Il y a des abbréviations classiques de termes CTL, dont le sens est
sans doute plus immédiat que les opérateurs A [ . U . ] et E [ . U . ].
L'un est AF(f)=A[ vrai U f]: ``f est inévitable'' (toujours vrai sur
toutes les exécutions possibles). L'autre est EF(f)=E[ vrai U f]:
``f est éventuellement vrai'' (il existe une exécution le long de
laquelle f est vraie).
6 Algorithme de vérification
Une formule CTL f est vraie pour un programme CCS P si P ⊨ f
(P est l'état initial du système de transition). Maintenant le principe
de vérification est d'associer à chaque état du système de transition
engendré par P l'ensemble des sous-formules de f vraies en cet état.

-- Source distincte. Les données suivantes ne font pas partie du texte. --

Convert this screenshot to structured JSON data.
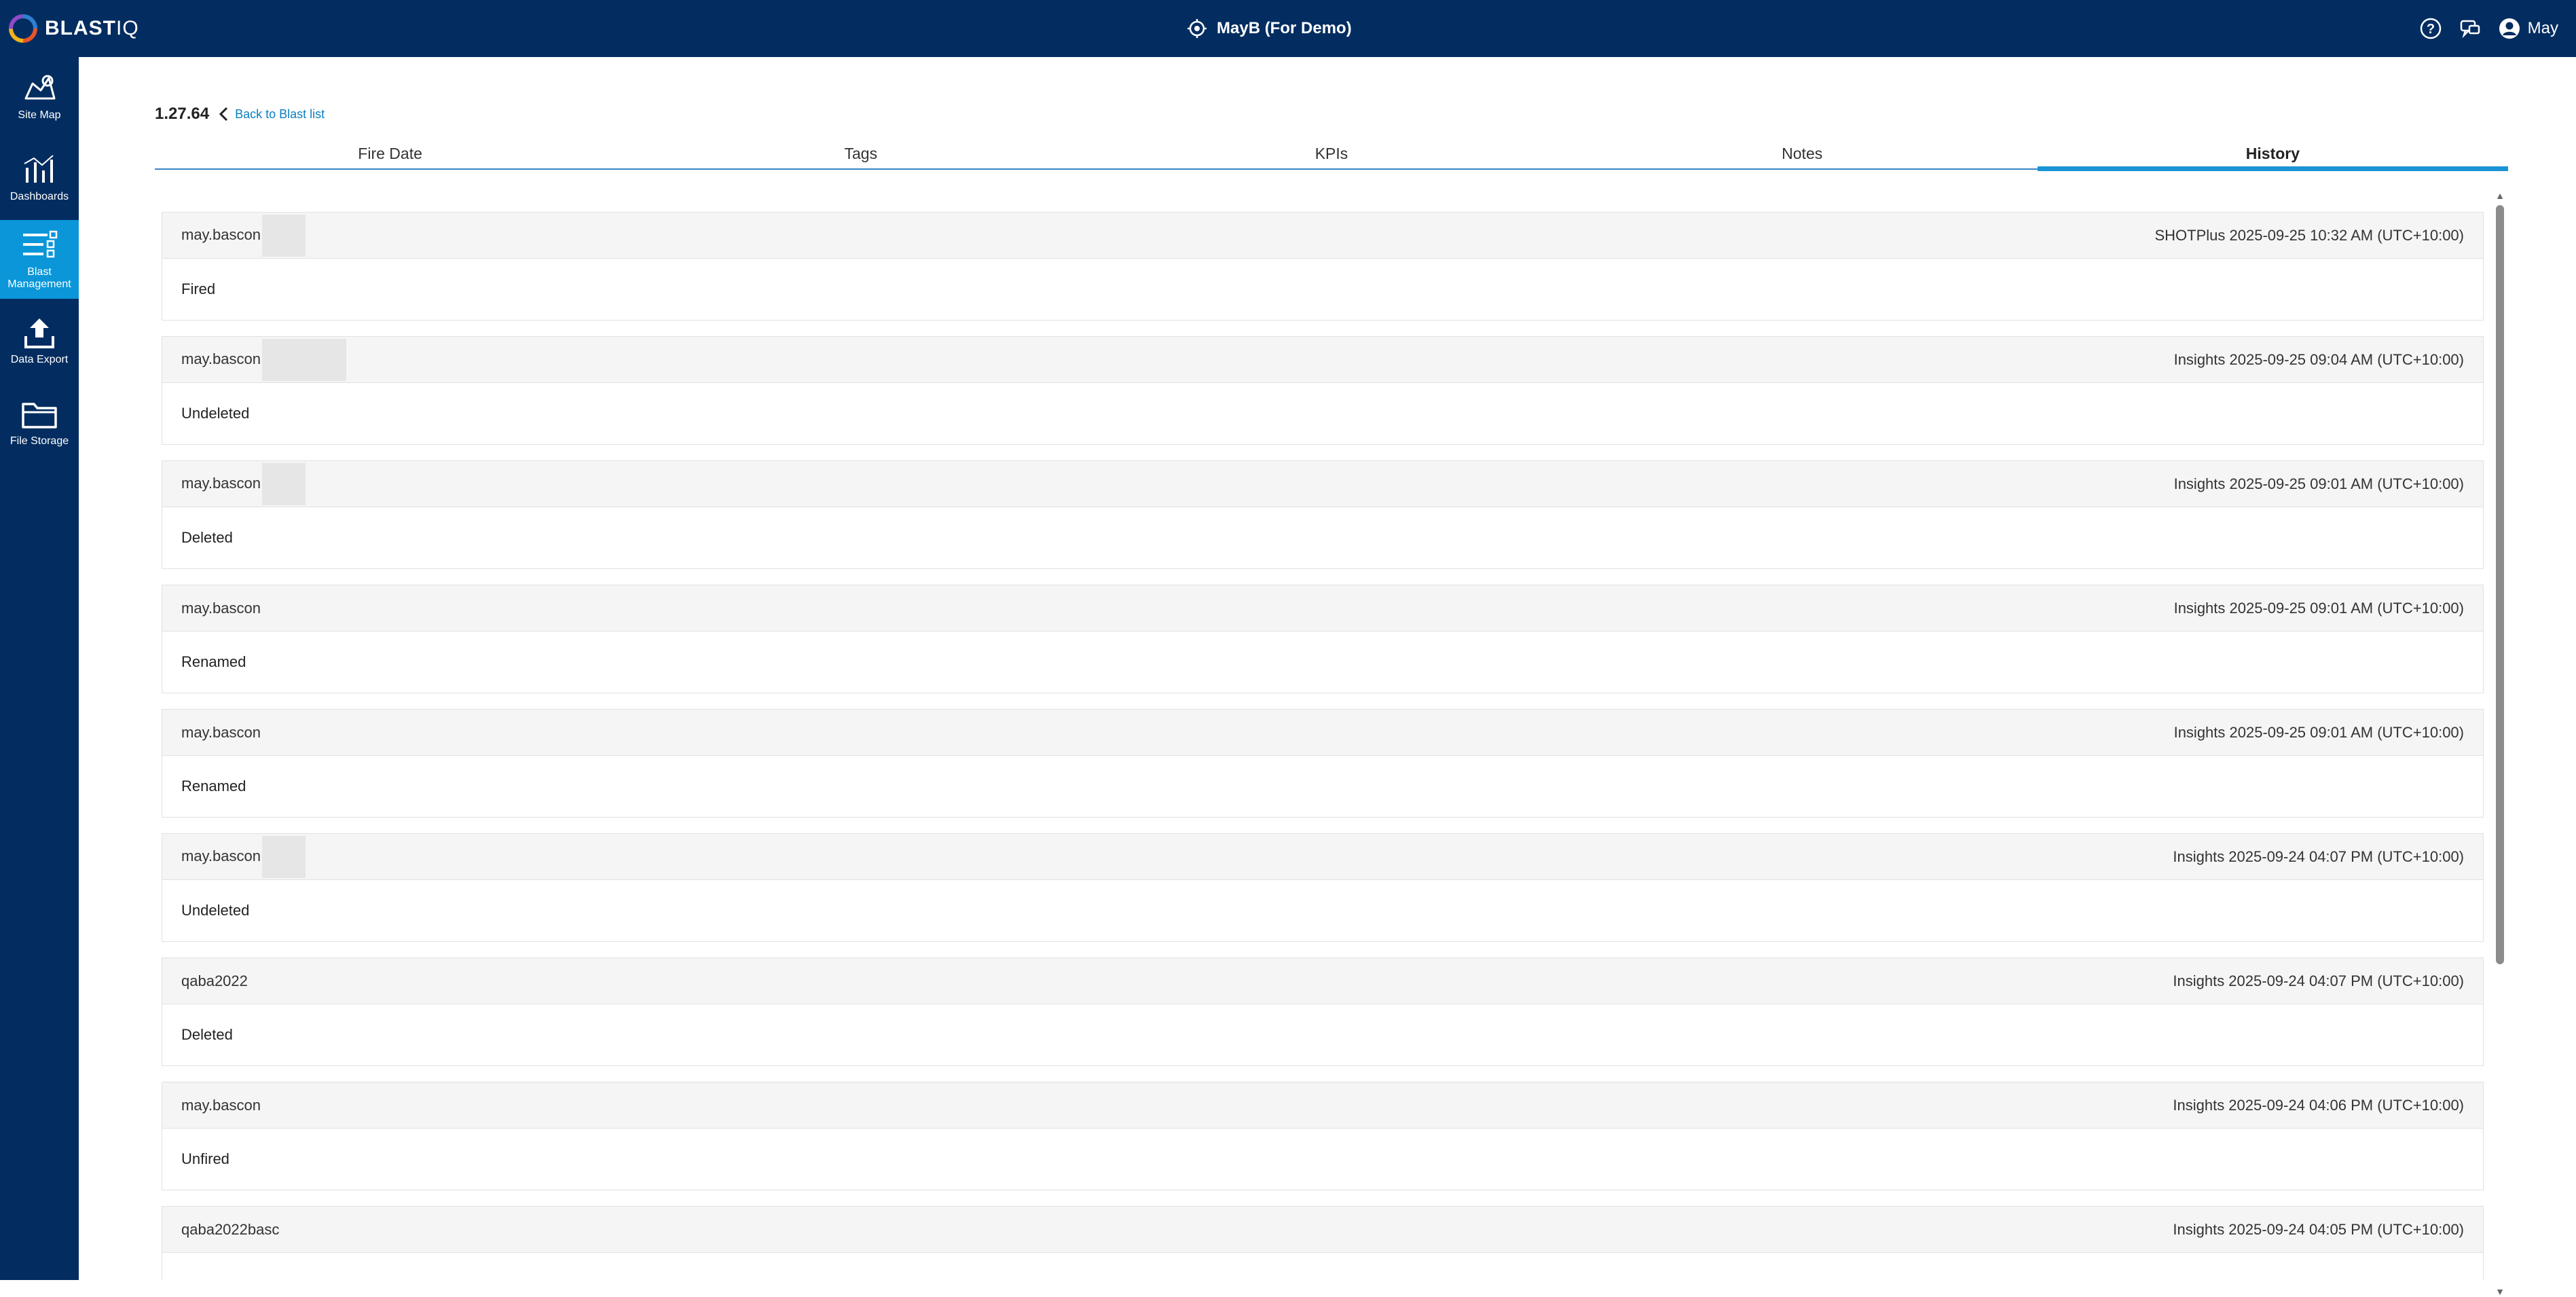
{
  "header": {
    "logo_main": "BLAST",
    "logo_suffix": "IQ",
    "site_name": "MayB (For Demo)",
    "user_name": "May"
  },
  "sidebar": {
    "items": [
      {
        "label_line1": "Site Map",
        "label_line2": ""
      },
      {
        "label_line1": "Dashboards",
        "label_line2": ""
      },
      {
        "label_line1": "Blast",
        "label_line2": "Management"
      },
      {
        "label_line1": "Data Export",
        "label_line2": ""
      },
      {
        "label_line1": "File Storage",
        "label_line2": ""
      }
    ]
  },
  "page": {
    "blast_id": "1.27.64",
    "back_label": "Back to Blast list"
  },
  "tabs": [
    {
      "label": "Fire Date"
    },
    {
      "label": "Tags"
    },
    {
      "label": "KPIs"
    },
    {
      "label": "Notes"
    },
    {
      "label": "History",
      "active": true
    }
  ],
  "history": [
    {
      "user": "may.bascon",
      "source_time": "SHOTPlus 2025-09-25 10:32 AM (UTC+10:00)",
      "action": "Fired"
    },
    {
      "user": "may.bascon",
      "source_time": "Insights 2025-09-25 09:04 AM (UTC+10:00)",
      "action": "Undeleted"
    },
    {
      "user": "may.bascon",
      "source_time": "Insights 2025-09-25 09:01 AM (UTC+10:00)",
      "action": "Deleted"
    },
    {
      "user": "may.bascon",
      "source_time": "Insights 2025-09-25 09:01 AM (UTC+10:00)",
      "action": "Renamed"
    },
    {
      "user": "may.bascon",
      "source_time": "Insights 2025-09-25 09:01 AM (UTC+10:00)",
      "action": "Renamed"
    },
    {
      "user": "may.bascon",
      "source_time": "Insights 2025-09-24 04:07 PM (UTC+10:00)",
      "action": "Undeleted"
    },
    {
      "user": "qaba2022",
      "source_time": "Insights 2025-09-24 04:07 PM (UTC+10:00)",
      "action": "Deleted"
    },
    {
      "user": "may.bascon",
      "source_time": "Insights 2025-09-24 04:06 PM (UTC+10:00)",
      "action": "Unfired"
    },
    {
      "user": "qaba2022basc",
      "source_time": "Insights 2025-09-24 04:05 PM (UTC+10:00)",
      "action": ""
    }
  ],
  "colors": {
    "nav_bg": "#032d60",
    "nav_active": "#0a96d8",
    "tab_indicator": "#1993d6",
    "link": "#0a7ec2"
  }
}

Il suffit ensuite de vérifier que f est dans l'ensemble en l'état P.
L'algorithme lui-même fonctionne en commençant par considérer
les sous-formules de longueur 1, puis de longueur 2 etc. jusqu'à
terminer à l'étape longueur(f).
La méthode de vérification est basée sur un parcours en profondeur
du graphe de transition. Appelons v(s) l'ensemble des sous-formules
couramment trouvées vraies en un état s. Au début de cet algorithme
v(s) est vide pour tous les états. Si l'on a examiné le cas des
formules de longueur i (i ≥ 1), alors il est facile (voir les
règles de la section 5) d'en déduire les formules vraies
de longueur i+1, au moins pour les cas où on n'a pas les opérateurs
A [ . U . ] ni E [ . U . ]. C'est ces derniers cas que l'on décrit
un peu plus en détail (voir [CES86] pour encore plus de détails).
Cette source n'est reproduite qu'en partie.